It’s been quiet a while since i last posted on this blog. I’m having constant stress doing a lot of stuff and don’t find my inner zen at the moment to sit down and do anything Android or game development related. So here’s a roundup of what i’ve been up to.
I’m currently working on something very interesting at work which i’ll try to explain in as little text as possible: Given free form text (e.g. a news article) we in the information extraction community want to extract useful data from it. Examples would be instances of locations, organisations or persons which we call named entities. There’s two ways to find such named entities: via a statistical machine learning approach or via a set of rules. The machine learning approach is (mostly) awesome if you happen to have a shitload of ground truth data (text with the named entities marked by a human annotator for example) to learn from. The rule-based approach is tedious to work with and it’s quiet easy to come up with a mess of rules with all kinds of silly side-effects. It allows you to bootstrap your statistical learners though and thus they are still very useful. Both types of extraction system output something called annotations, which are basically segments within a text that encode some information like the name of a person. Other annotation types could be more fundamental, like tokens which mark every word in a text and denote some features of that words, like their part of speech tag and so on.
Now, there’s two ways to write a rule-based information extractor: the hard and the harder way. The harder way means coming up with certain patterns you want to match and create annotations from, e.g. “(TITLE)? (GIVEN_NAME)? SURNAME”, a very simplistic pattern which will not work like this in the real world :p. Once you formulated your patterns on paper you continue by writting them out as a form of hand-written regular expression matcher which operates on annotations instead of characters. Yes, very confusing. The thing is that writting those matchers by hand sucks. For character matching with have our beloved and funny looking regular expressions which express the patterns to be matched in a very concise way. Why not create a regular expression matcher for annotations?
Indeed that’s what others have thought before and they came up with things like the Java Annotation Pattern Engine (Jape) which is part of Gate or Sprout by the DfKI. The former is open source but highly coupled to the Gate internals. The later offers academic licenses for free but has a cost attached to it when you want to use it in a commercial project.
So what will any good engineer do in this case? Fucking reinvent the wheel! My task in the near future will be to implement a backend independant version of Jape, completely open source with no strings attached that one can use in his own information extraction framework. The parsing and creation of the AST is actually already complete (that part only took a few hours today) so i’m left with implementing the actual matcher based on the AST. For this i’ll gladly stand on the shoulder of giants, in this case the giant is called Thompson who first described how to efficiently execute a regular expression matcher in O(nm) (yes, that’s worst case). Russ Cox wrote three awesome articles on the matter, explaining in (extremely well written) detail how one would go about it. He actually wrote the regular expression support for Google Code Search so the man must know what he’s talking about.

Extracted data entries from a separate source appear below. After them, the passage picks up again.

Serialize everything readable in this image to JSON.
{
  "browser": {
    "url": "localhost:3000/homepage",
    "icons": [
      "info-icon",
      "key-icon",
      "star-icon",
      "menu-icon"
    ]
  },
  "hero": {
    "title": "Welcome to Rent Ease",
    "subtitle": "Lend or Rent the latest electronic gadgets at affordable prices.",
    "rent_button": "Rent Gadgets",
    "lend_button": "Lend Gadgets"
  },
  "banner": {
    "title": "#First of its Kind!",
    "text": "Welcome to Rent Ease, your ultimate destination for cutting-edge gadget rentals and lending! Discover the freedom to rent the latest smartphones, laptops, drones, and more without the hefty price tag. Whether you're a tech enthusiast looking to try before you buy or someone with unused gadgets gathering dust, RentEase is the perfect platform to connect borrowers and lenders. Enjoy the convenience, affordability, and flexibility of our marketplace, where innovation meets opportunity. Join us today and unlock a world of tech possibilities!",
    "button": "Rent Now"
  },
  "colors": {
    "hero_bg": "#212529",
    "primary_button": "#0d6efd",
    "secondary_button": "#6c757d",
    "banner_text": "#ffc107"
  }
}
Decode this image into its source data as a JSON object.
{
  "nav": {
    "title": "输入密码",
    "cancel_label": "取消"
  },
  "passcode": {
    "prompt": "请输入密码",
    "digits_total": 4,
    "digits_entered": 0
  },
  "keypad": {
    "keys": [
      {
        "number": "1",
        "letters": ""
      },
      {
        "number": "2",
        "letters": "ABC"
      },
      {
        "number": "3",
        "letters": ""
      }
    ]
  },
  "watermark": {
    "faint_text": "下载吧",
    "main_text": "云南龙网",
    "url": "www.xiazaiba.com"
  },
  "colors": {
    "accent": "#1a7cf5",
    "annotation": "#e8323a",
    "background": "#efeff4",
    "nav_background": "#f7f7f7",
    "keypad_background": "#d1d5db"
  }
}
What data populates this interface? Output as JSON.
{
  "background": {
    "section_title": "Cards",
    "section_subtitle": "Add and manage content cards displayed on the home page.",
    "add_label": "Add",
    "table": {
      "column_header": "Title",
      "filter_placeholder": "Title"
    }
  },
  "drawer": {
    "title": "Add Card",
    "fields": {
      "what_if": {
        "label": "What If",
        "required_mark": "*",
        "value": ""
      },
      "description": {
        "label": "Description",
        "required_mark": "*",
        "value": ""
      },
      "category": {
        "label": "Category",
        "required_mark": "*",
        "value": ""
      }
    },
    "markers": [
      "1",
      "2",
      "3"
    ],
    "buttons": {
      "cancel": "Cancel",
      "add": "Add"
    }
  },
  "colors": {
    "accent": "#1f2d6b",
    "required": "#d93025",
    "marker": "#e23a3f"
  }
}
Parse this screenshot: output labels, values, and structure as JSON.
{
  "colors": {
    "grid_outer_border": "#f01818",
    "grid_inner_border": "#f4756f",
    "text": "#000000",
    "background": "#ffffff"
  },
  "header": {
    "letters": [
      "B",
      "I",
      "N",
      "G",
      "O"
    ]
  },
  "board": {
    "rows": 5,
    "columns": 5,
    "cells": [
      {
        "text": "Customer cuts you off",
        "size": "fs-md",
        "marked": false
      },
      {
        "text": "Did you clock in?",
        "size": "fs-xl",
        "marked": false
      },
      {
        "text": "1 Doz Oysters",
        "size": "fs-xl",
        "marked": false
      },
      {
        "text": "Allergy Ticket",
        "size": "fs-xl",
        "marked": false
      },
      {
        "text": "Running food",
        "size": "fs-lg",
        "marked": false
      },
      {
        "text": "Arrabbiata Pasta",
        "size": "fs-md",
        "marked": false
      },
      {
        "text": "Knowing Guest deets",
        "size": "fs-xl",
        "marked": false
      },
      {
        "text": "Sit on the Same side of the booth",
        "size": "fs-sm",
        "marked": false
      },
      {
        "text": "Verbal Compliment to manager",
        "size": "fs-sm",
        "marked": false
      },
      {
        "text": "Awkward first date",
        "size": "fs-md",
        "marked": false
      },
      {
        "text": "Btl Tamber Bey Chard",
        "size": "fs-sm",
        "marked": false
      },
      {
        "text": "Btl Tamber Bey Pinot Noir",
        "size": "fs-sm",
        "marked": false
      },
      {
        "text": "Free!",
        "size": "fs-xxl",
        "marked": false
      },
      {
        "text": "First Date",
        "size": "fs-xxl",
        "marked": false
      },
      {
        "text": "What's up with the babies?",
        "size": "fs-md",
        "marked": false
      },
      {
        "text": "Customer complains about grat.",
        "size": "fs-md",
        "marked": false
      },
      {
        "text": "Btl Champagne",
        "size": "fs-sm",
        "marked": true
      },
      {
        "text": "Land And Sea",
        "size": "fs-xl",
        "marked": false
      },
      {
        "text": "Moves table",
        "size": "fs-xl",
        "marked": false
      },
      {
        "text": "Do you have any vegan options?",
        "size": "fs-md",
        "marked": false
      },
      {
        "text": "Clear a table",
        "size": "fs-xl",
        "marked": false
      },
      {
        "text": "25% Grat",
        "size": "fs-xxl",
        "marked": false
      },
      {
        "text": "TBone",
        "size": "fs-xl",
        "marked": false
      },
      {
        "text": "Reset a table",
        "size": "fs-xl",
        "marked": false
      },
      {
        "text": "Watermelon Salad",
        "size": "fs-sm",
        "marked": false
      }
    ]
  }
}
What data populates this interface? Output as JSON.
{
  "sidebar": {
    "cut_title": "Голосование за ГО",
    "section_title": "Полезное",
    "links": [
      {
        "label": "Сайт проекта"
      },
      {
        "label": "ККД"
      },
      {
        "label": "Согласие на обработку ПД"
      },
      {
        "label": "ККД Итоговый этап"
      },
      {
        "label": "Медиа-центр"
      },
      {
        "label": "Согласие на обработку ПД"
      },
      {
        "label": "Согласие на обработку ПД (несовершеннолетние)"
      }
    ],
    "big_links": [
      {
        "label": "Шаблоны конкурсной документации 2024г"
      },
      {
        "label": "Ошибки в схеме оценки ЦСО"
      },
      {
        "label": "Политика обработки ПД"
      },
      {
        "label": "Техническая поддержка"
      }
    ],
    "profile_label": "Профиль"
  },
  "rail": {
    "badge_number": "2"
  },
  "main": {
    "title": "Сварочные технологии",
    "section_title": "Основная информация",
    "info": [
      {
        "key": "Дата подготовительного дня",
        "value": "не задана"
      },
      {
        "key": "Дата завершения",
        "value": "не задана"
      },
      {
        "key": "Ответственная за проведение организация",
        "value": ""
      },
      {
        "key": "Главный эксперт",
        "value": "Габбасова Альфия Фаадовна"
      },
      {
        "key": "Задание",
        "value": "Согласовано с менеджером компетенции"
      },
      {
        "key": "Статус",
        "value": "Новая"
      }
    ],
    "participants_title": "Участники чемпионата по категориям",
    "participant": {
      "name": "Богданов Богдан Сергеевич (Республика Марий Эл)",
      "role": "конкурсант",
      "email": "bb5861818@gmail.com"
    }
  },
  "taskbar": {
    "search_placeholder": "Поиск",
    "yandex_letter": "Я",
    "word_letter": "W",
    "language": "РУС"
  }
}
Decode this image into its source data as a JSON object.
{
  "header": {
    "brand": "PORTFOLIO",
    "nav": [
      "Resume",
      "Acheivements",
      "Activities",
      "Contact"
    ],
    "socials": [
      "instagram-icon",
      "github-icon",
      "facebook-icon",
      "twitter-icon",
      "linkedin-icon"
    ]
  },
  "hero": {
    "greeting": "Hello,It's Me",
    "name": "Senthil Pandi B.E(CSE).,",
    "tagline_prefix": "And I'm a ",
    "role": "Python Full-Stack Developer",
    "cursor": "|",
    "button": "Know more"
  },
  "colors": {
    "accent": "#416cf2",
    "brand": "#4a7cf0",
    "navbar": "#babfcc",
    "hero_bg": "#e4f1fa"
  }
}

Speaking of which, i was contacted by a “big bad company” and asked if i’d be interested working for them. “Of course!” i replied and send over my CV and project portfolio. A nice lady then called me via phone and asked me questions about my unfinished studies and whether i could imagine living in Zürich or London. Said company is known for their long and technical interviews in their hiring process so i’m kind of pessimistic whether i would make it, i’m a bit rusty on my complexity analysis. In any case i’ll make the best of it. Fun times.
I was also approached by APress and asked whether i’d want to write them a book called “Beginning Android Game Development”. I just received the contract draft as well as the proposal form and will meditate over this over the weekend. I’ll most likely accept the offer. Nothing set in stone yet, they’ll also have to accept my proposal. We’ll see about that.
I also started maintaining, fixing and improving the Android app FaceIT by Lior Vankin. Fun times, as the original code base was horrible. We haven’t had any automatic crash reports since the last update so that gives me hope that future maintainance work will get down to a minimum and i can concentrate on adding new features every now and then.
Finally i had a talk with Robert from Battery Powered Games, our most beloved competitor. We plan on adapting the Cal3D format for skeletal animation in the very near future. Some of the code wil be integrated in libgdx in favor of the md2 format, which just plain sucks. I should also get my ass up and start implementing multi-touch this weekend. Everything is set up, i just need to copy and paste 50 lines of code from an old project. No promises at the moment though!
There’s actually a lot more that happened in the last couple of weeks. Starcraft 2 for example… GOD DAMN YOU BLIZZARD!